Le chemin de ce surpassement est unique et ne peut jamais être issu de recettes. Pour faire du nouveau, il faut créer. On entre dans la phase créative. Le monde des idées. L’idéation. Et cette phase est plutôt euphorique, je tiens à vous le dire. Créativité et ennui ne se rencontrent jamais. L’élan créatif est toujours issu d’une certaine euphorie, d’une inspiration. Cette merveille humaine naît sur le terreau de la bienveillance, du partage, de l’ouverture au monde (à soi, aux autres), du dialogue, de la mise en scène, de l’amusement, du plaisir.

Quand les conditions de jeu sont réunies, tels des enfants, on crée facilement, sans même s’en rendre compte (c’est un métier de créer ces conditions, ça ne s’improvise pas, mais j’écrirai un jour un article sur les ateliers de créativité). On joue à créer le futur. Il est avant tout question d’ambition. De volonté donc. Et d’audace oui. Pour se lancer dans une démarche de recherche dont ne connaît pas l’objet, il faut être sacrément courageux ! (Quelques ingrédients en passant, qui pourraient s’appeler des facteurs clés de succès). Et par courage j’entends, ne pas avoir peur. Peur de quoi ? Eh bien, c’est simple : peur d’échouer. Échouer une fois je veux dire. Deux peut-être, trois allez, mais pour connaître le grand succès à la quatrième.

L’itération

Cela s’appelle itérer.

Car nos grandes idées ambitieuses, pour les concrétiser, on va en tester des petits morceaux d’abord. Comme ça, l’échec de l’itération n’est pas trop douloureux. Et puis, quand le succès est là, on poursuit avec un peu plus de morceaux à tester et des plus gros morceaux. On n’y arrive pas du premier coup. On poursuit. On itère. On est persévérant (encore un FCS !). On teste. On apprend. On corrige. On refait.
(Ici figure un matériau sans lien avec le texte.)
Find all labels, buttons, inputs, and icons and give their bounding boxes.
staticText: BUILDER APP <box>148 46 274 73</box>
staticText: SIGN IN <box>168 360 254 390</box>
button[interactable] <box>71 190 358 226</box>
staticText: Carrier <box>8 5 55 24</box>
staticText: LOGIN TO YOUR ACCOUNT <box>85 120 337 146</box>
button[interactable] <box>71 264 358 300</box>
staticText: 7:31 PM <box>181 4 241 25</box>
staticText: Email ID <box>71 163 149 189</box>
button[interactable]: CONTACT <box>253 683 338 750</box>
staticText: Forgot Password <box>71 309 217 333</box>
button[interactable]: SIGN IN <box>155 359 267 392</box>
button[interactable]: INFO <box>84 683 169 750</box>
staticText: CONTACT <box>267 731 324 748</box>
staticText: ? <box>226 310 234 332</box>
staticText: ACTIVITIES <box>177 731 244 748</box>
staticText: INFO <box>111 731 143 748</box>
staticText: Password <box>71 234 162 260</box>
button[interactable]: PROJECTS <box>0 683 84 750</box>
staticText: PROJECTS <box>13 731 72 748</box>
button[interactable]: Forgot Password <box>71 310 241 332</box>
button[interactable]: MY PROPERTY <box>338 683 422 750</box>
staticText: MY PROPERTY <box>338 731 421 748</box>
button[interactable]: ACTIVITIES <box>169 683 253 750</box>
« Je ne perds jamais. Soit je gagne, soit j’apprends », disait Nelson Mandela.

Et la direction se dessine d’elle-même. Puisqu’à chaque test, on recueille du feedback, on apprend et on en découvre un peu plus sur ce qui va marcher. La recherche devient de plus en plus du développement. On est beaucoup moins désorienté à ce stade de la démarche. On sait très bien où l’on va. Et si tout le monde participe dans l’entreprise, tout le monde le sait aussi. Alors on a retrouvé le sens du mot « sens ». Et déjà, on a gravi une grande marche ! Une montagne presque.